DARPA Invents Revolving Door That Doesn’t Revolve
DARPA has a revolving door that doesn't revolve.
The Pentagon is reviewing every DARPA contract, Noah Shachtman reports. For good reason:
Since Regina Dugan became the director of Darpa, the Pentagon’s top research division has signed millions of dollars’ worth of contracts with her family firm, which in turn owes her at least a quarter-million dollars. It’s an arrangement that has raised eyebrows in the research community, and has now drawn the attention of the Defense Department’s internal auditors and investigators.
The Pentagon’s Inspector General is launching an audit of those deals — and of every other research contract Darpa has signed during Dugan’s two-year tenure. This is just “the first in a series of planned audits to review [Darpa’s] contracting processes,” the Inspector General’s office promises.

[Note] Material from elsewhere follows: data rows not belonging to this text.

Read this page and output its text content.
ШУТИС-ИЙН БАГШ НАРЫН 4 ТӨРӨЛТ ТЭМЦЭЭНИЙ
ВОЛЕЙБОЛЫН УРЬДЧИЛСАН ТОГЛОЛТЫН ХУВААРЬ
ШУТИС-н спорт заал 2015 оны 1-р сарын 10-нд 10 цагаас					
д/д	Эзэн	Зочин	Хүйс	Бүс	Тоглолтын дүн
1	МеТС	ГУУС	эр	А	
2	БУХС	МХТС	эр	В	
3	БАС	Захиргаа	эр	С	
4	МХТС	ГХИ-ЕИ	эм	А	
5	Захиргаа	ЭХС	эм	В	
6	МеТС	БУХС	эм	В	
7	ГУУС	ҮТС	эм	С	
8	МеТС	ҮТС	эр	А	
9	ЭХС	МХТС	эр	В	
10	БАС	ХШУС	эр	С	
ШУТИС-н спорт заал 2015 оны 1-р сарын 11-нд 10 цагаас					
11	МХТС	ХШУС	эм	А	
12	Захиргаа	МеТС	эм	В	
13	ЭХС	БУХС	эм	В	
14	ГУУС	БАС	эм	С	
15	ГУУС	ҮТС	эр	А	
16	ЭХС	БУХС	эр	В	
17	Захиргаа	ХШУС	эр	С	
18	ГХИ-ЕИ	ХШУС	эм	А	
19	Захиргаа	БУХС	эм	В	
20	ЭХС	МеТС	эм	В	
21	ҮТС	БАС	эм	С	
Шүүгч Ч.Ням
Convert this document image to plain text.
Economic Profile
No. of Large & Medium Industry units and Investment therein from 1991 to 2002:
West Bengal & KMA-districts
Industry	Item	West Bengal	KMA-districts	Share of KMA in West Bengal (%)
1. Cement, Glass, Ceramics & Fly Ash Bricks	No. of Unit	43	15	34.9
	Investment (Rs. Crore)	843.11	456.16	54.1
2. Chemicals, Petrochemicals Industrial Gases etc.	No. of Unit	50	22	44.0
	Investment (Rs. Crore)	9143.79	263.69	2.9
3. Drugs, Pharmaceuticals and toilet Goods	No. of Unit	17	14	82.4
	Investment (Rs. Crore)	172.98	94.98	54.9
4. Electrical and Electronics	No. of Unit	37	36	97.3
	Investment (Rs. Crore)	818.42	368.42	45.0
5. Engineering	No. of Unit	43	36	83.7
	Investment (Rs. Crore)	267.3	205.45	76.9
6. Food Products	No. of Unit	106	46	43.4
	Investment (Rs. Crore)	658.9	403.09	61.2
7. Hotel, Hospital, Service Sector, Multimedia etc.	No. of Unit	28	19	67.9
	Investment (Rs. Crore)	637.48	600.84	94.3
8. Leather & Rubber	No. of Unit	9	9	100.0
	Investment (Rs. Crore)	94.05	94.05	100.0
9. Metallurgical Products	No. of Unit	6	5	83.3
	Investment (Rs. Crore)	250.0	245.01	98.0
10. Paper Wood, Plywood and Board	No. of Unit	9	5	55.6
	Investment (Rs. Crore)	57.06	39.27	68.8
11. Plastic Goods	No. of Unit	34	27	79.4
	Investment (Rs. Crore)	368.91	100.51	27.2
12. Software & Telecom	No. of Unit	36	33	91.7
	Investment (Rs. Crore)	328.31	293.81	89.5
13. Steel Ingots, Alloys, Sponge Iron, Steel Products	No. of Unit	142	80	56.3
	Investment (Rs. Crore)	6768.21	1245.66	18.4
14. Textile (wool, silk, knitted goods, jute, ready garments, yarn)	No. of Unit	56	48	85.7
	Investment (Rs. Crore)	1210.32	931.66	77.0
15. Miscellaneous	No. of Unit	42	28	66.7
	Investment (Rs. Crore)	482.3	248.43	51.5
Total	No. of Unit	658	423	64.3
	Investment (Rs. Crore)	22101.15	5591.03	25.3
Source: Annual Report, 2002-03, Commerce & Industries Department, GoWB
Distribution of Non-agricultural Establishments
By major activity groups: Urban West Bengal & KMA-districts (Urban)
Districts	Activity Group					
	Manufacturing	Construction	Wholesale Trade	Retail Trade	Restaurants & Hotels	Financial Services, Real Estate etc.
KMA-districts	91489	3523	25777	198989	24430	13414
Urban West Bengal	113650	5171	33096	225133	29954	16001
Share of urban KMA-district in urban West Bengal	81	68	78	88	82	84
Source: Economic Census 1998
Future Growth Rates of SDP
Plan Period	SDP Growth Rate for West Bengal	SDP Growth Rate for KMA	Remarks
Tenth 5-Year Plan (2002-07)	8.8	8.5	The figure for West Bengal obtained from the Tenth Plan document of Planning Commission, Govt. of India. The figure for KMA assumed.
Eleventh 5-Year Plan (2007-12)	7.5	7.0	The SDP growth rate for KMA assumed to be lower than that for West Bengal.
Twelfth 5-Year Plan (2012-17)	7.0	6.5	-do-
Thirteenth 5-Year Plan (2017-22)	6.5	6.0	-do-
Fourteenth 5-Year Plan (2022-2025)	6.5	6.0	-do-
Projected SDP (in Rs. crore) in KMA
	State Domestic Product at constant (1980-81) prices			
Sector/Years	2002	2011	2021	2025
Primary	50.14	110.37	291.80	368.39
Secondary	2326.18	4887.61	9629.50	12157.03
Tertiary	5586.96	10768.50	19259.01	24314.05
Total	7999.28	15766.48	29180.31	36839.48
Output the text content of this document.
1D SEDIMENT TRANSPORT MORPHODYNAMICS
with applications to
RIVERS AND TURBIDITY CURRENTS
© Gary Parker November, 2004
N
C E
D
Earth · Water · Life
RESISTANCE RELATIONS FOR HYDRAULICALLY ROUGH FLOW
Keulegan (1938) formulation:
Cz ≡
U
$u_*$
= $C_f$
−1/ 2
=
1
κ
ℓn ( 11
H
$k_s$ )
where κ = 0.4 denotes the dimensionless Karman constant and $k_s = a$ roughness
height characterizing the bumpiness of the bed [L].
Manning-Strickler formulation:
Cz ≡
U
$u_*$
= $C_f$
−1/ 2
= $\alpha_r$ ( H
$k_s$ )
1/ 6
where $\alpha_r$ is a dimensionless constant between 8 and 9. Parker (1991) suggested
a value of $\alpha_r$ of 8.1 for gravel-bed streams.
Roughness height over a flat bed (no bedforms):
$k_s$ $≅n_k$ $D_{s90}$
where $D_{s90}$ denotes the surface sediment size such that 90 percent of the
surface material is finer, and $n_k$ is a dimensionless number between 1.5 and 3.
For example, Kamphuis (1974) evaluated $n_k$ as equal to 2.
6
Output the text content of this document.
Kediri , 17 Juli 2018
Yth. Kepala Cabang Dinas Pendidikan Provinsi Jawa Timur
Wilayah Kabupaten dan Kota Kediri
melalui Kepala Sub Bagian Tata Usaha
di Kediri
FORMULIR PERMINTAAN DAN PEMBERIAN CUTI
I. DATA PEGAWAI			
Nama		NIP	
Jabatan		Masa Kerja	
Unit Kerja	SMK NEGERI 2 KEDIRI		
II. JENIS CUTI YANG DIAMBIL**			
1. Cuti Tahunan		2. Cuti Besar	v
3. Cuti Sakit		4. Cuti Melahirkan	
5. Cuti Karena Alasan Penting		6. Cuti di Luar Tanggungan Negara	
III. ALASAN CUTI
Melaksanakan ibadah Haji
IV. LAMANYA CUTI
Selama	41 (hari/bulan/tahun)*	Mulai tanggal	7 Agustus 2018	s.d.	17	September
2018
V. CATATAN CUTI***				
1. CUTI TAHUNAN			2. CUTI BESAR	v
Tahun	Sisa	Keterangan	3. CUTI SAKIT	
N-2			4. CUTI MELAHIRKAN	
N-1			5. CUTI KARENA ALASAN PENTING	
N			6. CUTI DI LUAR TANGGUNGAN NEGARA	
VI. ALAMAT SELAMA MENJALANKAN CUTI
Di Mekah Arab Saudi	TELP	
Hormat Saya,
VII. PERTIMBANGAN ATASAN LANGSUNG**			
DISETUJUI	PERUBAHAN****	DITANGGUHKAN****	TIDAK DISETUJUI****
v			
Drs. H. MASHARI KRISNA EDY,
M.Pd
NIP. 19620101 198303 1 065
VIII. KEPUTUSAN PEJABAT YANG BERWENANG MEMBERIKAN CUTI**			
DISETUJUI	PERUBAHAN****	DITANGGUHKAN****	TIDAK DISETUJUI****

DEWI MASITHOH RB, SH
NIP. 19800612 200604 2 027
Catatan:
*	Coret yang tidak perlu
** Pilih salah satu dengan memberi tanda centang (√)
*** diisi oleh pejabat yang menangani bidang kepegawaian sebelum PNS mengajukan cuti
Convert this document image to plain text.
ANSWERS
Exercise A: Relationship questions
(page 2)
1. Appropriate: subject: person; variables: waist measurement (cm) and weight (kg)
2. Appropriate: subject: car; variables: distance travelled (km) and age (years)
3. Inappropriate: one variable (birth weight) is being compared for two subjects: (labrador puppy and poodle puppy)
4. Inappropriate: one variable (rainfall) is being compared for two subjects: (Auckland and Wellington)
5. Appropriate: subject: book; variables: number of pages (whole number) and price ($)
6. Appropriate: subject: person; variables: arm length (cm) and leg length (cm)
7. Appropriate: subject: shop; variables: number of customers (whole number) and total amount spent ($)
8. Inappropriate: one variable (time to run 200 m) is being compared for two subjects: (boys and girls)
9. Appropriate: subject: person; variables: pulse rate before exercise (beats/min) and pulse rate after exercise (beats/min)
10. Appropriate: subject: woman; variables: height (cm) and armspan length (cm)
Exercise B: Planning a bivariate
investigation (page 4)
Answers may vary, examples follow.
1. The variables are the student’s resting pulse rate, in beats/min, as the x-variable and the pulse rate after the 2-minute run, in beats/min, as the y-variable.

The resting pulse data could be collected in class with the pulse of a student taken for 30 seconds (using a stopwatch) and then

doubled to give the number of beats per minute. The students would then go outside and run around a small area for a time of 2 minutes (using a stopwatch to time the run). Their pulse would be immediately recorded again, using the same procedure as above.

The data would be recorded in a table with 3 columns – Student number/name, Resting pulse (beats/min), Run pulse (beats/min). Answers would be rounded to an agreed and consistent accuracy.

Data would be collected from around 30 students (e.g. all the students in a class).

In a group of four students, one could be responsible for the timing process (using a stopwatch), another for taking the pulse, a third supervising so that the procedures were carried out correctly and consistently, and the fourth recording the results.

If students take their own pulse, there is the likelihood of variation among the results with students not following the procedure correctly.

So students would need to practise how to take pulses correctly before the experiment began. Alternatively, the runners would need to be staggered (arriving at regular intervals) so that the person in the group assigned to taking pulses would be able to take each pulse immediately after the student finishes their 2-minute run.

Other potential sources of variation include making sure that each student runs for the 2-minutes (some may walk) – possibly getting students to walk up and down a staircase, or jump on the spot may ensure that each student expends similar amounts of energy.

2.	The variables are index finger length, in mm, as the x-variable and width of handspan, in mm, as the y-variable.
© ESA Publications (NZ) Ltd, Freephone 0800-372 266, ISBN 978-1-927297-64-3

The probe isn’t itself an accusation of wrongdoing; just an investigation to see if any occurred. Darpa representatives have insisted that the agency acted properly in its dealings with RedXDefense — the bomb detection firm Dugan co-founded with her father, Vince Dugan. She recused herself from any decisions involving the company, they say, and RedXDefense won its $1.7 million in research contracts from Darpa fair and square.
“At no time did Dr. Dugan participate in any dealings between the Agency and RedXDefense related to the contract,” Darpa spokesman Eric Mazzacone told Danger Room in March. (He declined to comment for this story.)
Nevertheless, the Inspector General’s office wants to take a closer look. Not only does Dugan still own tens of thousands of dollars’ worth of stock in RedXDefense; according to a financial report she filed last year, the company (now led by her father) has yet to reimburse Dugan for a “note/loan” with “no schedule of payment or guarantee of repayment.”
That’s one reason, presumably, why the IG is also launching a separate inquiry into “Regina Dugan’s continued financial and familial relations with Darpa contractor RedXDefense,” the office noted in a letterto the Project on Government Oversight, a watchdog group.
The look into Darpa’s deal-making won’t end there, however. Every research contract issued by the agency over the last two fiscal years will be reviewed, to “determine the adequacy of Darpa’s selection, award, and administration of contracts and grants,” the IG’s office wrote in a July 26 memorandum to other military agencies. So will Darpa’s relationship with airship-builder (and one-time agency contractor) Aeros, which now counts former Darpa director Tony Tether as a member of its board of advisors.
The scrutiny of Darpa’s $3 billion budget is needed, agency insiders say. Darpa gets wide latitude from the rest of the Pentagon — and from Congress — in how it hands out its contracts. “You could pull a lot of money out of that place if you really wanted to,” a recently retired Darpa official tells Danger Room. “There really isn’t any due diligence there.”
DARPA is a national treasure and I’m shocked that it’s operating on a mere $3 billion budget, which is peanuts in Pentagon circles. And the revolving door between agencies and industry is nothing new, especially with Defense. But the funneling of so much money into projects that the director and former director have a direct financial interest in certainly raises eyebrows.
This is also an opportunity to gratuitously insert my favorite DARPA factoid: “Its original name was simply Advanced Research Projects Agency (ARPA), but it was renamed to ‘DARPA’ (for Defense) in March 1972, then renamed ‘ARPA’ again in February 1993, and then renamed ‘DARPA’ again in March 1996.” That’s so classically DoD.